Conflit coréen : les États-Unis et la Corée du Sud réduisent de moitié leurs exercices militaires

dpa/ | La Corée du Sud et les États-Unis réduiront de moitié leurs exercices militaires actuels. Comme l’a annoncé l’état-major sud-coréen, la manœuvre prendra fin vendredi à la demande des États-Unis. Les exercices militaires appelés Ulchi Freedom Shield, qui se déroulent depuis lundi, devaient initialement durer jusqu’au 27 août.

Selon un reportage de la chaîne publique sud-coréenne KBS, les forces armées des deux pays devraient, comme les années précédentes, s’entraîner à se défendre contre une simulation d’attaque de la Corée du Nord. Cependant, l’exercice de contre-offensive prévu auparavant a été complètement annulé.
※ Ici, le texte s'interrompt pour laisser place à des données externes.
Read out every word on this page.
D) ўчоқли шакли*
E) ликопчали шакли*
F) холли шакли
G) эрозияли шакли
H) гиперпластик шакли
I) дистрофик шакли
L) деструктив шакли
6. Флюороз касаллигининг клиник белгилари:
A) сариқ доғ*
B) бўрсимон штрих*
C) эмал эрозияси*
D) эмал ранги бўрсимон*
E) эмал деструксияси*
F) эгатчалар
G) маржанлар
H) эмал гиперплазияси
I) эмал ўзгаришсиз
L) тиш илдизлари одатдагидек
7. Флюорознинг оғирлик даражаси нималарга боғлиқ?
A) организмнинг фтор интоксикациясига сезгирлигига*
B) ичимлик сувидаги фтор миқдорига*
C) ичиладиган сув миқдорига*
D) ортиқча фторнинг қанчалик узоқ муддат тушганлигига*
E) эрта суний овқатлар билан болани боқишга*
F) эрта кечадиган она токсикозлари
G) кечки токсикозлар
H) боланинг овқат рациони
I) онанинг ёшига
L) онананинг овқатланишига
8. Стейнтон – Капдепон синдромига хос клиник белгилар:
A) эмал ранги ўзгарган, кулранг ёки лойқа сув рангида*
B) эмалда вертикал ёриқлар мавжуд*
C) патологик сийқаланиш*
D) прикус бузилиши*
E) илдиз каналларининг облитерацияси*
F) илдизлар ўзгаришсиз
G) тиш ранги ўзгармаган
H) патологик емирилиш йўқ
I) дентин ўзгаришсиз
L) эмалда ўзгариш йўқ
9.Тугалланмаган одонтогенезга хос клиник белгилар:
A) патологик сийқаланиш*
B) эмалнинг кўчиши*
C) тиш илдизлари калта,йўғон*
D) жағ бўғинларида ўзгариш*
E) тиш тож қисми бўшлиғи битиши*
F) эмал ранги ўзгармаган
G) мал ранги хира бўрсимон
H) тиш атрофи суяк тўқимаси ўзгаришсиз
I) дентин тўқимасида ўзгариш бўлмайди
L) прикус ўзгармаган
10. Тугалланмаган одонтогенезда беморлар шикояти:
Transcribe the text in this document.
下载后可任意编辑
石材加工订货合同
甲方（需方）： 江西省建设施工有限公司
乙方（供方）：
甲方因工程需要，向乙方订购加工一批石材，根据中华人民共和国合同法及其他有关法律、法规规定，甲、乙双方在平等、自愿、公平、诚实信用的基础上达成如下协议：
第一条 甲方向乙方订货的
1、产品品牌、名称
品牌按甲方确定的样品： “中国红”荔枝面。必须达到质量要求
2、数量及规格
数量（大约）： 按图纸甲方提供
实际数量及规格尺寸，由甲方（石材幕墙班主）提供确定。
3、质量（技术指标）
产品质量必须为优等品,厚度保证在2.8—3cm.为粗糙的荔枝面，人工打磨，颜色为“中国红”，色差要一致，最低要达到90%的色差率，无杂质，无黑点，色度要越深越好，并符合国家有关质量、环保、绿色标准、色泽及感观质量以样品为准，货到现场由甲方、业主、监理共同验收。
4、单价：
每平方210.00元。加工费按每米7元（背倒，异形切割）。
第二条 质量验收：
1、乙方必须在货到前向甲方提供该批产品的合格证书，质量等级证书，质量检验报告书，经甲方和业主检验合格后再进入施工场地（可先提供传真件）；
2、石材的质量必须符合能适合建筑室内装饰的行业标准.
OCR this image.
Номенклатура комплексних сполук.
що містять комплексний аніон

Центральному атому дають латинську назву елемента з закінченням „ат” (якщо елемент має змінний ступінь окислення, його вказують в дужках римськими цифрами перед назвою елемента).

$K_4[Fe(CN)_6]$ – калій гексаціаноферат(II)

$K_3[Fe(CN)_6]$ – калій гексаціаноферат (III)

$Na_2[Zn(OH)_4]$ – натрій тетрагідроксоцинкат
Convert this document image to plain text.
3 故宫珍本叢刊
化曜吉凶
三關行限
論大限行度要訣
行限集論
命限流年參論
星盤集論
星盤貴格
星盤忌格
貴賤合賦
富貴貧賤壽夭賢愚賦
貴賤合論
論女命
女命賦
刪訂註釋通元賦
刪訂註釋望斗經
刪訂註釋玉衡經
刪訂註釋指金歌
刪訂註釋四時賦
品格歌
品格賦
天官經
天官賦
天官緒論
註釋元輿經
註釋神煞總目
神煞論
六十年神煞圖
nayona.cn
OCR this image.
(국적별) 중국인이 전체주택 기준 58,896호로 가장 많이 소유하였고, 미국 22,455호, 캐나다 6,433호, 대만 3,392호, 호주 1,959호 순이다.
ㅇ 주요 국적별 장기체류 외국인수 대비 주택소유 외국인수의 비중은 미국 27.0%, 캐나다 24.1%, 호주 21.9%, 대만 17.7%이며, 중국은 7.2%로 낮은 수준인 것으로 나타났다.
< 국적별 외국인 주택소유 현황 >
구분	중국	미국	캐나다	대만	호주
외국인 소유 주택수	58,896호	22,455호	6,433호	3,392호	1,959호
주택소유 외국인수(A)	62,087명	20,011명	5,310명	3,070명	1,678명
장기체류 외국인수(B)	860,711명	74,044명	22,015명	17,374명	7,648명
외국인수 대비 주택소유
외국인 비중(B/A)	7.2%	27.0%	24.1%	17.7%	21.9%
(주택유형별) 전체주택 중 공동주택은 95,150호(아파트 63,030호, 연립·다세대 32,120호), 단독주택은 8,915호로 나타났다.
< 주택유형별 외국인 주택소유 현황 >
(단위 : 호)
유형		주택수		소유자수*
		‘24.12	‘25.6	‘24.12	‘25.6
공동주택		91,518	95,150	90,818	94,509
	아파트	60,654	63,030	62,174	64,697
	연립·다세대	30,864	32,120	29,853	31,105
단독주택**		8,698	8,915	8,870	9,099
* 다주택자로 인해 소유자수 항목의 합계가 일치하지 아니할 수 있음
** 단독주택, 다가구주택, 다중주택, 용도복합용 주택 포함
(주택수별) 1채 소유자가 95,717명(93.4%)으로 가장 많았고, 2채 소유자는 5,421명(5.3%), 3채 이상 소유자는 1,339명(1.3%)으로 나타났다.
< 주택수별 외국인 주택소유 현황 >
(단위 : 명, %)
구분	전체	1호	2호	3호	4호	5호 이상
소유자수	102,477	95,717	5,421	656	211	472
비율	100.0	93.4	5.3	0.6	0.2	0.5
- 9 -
Ce point n’a pas encore été officiellement confirmé.

Ce week-end déjà, le président américain Donald Trump a annoncé dans un message sur la plateforme en ligne Truth Social que l’exercice militaire conjoint avec la Corée du Sud serait nettement réduit – car il n’y avait plus assez de temps pour l’annuler complètement.

Trump a évoqué ses prétendues « très bonnes relations » avec le dirigeant nord-coréen Kim Jong-un. Les manœuvres militaires ont envoyé un « signal totalement inapproprié et hostile » à un pays qui – tant qu’il était président – ​​ne représentait aucune menace et se comportait avec respect, a écrit Trump.

Ministre des Affaires étrangères de la Corée du Sud : Nous n’avons pas été informés à l’avance

Dans le même temps, Trump a souligné que la Corée du Sud ne soutenait pas les États-Unis dans la guerre contre l’Iran. Dans son discours, le président américain n’a pas abordé les récents essais de missiles de la Corée du Nord.

Pendant ce temps, le ministre sud-coréen des Affaires étrangères Cho Hyun a clairement indiqué que le gouvernement sud-coréen n’avait pas été informé à l’avance de la publication en ligne de Trump. « Ni notre gouvernement ni les responsables américains ne savaient ce que le président Trump avait écrit sur Truth Social », a déclaré Cho lors d’une session parlementaire.

Indépendamment des derniers développements, les médias d’État nord-coréens ont vivement critiqué les exercices militaires en cours depuis lundi. Les Etats ennemis qui violent la souveraineté de la Corée du Nord seront « visés à tout moment par nos mesures de représailles dévastatrices », indique un article paru dans l’agence de presse officielle KCNA, qui fait office de porte-parole de l’appareil de pouvoir à Pyongyang.

Journal américain : Trump veut rencontrer Kim à l’automne

Dans le même temps, citant des responsables américains anonymes, il a été rapporté que Trump souhaitait rencontrer Kim cet automne. Il n’y a pas encore de plans officiels. Cependant, une rencontre entre les deux pourrait avoir lieu en novembre, lorsque les chefs d’État et de gouvernement du monde entier se rencontreront lors de la réunion de la Coopération économique Asie-Pacifique (APEC) à Shenzhen, en Chine.

Le sommet est prévu les 18 et 19 novembre. Cependant, la Corée du Nord n’est pas membre de l’APEC. D’autres médias américains ont rapporté ces derniers jours que la Corée du Nord n’avait pas encore répondu à la demande de Trump. Contrairement au président américain, le dirigeant nord-coréen Kim Jong-un n’est pas pressé.

Trump a rencontré Kim à plusieurs reprises au cours de son premier mandat. Après un premier sommet à Singapour en 2018, la deuxième rencontre entre les deux chefs d’Etat l’année suivante à Hanoï s’est soldée par un scandale : Kim est parti avant la fin du programme officiel. Le contexte était un conflit dans les négociations sur le désarmement nucléaire de la Corée du Nord.